Perhaps not so widely known to global audiences, French-speaking actors Farahani (“Paterson”) and Rahim (“A Prophet”) rank among the most gifted performers of their generation. Ducournau puts them both through the ringer here, calling on Rahim to lose a startling amount of weight — the transformation rivals Joaquin Phoenix’s for “Joker” — and Farahani to play a sister who refuses to give up on the lost-cause loved one killing himself before her eyes.

It’s painful to watch such talents pour so much into roles that are fairly common, if not clichéd by American indie standards (picture the unconditional father-son dynamic seen in “Beautiful Boy” crossed with the punishing degradation of “Requiem for a Dream”). Is this a movie about addiction or AIDS? Is Alpha coping with a fear of infection or the unreasonable burden of all her mother’s anxieties? On a visit to the hospital, she sees her English teacher (Finnegan Oldfield) and his infected partner in the waiting room, responding with the kind of empathy Ducournau is trying to elicit from us. But it’s not fair to Alpha for her to be the only one to realize what’s happened when she later sees him crying in class.

“I’m too young!” Alpha finally tells her mom, articulating what audiences have likely felt the entire film: that it’s unreasonable to put this kind of pressure on a 13-year-old. And what of the repellent opening shot, which zooms out from the track marks on Amin’s arm to find 5-year-old Alpha using a marker to trace a constellation of sorts across his skin. “I’ve caught something,” he tells her, opening his hand to reveal a ladybug — but if your ear registers a double meaning, you’re two hours ahead of a film that repeatedly finds its way back to this scene.

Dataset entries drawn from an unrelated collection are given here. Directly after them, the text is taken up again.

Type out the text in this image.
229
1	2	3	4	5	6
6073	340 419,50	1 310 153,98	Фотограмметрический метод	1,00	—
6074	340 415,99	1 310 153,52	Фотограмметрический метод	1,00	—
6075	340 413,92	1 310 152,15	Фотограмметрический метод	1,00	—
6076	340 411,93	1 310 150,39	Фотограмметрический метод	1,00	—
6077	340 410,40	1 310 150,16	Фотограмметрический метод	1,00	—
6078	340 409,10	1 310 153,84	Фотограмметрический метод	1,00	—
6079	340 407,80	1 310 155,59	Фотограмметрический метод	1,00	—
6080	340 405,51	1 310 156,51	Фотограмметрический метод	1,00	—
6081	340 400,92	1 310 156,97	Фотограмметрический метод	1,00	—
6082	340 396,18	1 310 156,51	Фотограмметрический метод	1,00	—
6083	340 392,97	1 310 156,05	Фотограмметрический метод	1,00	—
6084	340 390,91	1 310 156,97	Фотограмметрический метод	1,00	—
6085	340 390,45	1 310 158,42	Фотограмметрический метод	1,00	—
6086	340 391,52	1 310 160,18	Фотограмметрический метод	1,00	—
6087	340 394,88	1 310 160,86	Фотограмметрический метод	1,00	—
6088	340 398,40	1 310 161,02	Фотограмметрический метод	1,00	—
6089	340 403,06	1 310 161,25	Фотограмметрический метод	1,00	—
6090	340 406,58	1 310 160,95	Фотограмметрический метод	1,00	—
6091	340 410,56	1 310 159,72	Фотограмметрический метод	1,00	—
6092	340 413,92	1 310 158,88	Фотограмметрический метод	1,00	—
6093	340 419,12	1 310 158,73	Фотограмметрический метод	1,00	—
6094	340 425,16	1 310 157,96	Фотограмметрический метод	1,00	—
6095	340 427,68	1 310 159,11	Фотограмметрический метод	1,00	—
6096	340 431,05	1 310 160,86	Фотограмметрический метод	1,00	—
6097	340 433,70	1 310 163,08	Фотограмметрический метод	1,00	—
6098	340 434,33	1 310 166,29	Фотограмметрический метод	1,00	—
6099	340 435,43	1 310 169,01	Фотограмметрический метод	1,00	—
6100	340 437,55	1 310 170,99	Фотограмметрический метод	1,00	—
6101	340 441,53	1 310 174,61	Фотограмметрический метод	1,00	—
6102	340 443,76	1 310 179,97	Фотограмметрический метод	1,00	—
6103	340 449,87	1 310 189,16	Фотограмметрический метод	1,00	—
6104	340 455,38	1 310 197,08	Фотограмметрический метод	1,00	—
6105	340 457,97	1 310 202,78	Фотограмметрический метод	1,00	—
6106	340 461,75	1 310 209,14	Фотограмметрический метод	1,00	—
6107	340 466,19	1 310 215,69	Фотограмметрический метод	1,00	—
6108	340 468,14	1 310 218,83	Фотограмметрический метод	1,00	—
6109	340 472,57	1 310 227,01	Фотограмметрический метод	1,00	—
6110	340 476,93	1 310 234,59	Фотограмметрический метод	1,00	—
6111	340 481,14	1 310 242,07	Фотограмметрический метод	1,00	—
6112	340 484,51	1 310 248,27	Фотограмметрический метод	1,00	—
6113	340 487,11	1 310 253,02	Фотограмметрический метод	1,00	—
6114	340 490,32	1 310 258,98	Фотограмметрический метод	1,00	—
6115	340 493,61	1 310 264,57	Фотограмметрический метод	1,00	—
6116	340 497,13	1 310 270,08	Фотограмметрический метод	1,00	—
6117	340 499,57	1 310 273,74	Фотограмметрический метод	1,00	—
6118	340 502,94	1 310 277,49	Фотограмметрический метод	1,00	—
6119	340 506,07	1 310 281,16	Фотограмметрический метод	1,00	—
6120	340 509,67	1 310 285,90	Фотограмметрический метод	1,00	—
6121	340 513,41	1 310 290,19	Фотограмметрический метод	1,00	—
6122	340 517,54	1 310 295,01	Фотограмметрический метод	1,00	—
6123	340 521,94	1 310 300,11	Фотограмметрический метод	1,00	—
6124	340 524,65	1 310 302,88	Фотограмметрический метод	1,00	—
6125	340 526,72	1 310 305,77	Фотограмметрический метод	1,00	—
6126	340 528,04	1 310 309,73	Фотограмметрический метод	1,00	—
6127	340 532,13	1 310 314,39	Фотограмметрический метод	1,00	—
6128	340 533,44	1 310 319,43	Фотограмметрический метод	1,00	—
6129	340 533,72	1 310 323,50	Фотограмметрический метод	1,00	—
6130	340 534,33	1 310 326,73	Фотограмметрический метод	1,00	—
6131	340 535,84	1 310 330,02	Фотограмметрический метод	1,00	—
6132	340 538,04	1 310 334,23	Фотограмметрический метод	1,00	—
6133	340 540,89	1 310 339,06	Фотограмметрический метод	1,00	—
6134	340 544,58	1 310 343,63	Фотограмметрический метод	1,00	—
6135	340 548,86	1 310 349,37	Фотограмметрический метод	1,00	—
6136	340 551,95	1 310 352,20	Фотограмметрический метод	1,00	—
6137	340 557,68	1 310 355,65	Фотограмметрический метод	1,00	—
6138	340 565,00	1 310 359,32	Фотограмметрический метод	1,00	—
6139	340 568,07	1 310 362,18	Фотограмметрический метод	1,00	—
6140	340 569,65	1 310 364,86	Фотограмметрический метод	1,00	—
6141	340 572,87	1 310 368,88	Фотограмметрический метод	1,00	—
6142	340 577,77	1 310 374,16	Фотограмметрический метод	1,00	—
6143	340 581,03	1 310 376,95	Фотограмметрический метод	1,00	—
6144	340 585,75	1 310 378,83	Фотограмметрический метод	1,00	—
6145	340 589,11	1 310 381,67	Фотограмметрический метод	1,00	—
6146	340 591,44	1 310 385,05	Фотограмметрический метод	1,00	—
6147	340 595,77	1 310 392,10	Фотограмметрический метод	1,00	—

In “Raw” and “Titane,” Ducournau also forced audiences to stare into the dark, putrefied corners of our own psyches, but that no longer seems reasonable when a child (or a child actor, for that matter) is shown crying beside the corpse of her loved one. And what are we to make of incoherent scenes like the one where Amin pulls Alpha from bed and takes her on a bad-trip spiral set to Nick Cave’s “The Mercy Seat”? Suffocating us with her too-loud sound design, Ducournau effectively evokes the murky paranoia of the ’90s, when bullies used homophobic slurs and bleeding in a public pool might set off panic.

Alas, nothing here is even remotely as disturbing as the cavalier transmission of HIV that Larry Clark depicted in “Kids” — although a sex scene involving condoms is still upsetting, in light of Alpha’s age. It would have been more powerful if Ducournau had dealt with AIDS directly, rather than a process that mutates flesh into marble, before dissolving away into dust. In the end, this surreal fossilization process is so lovely, it inadvertently undermines the horrors that have come before, providing a cathartic image with which to wrap Ducournau’s nightmare.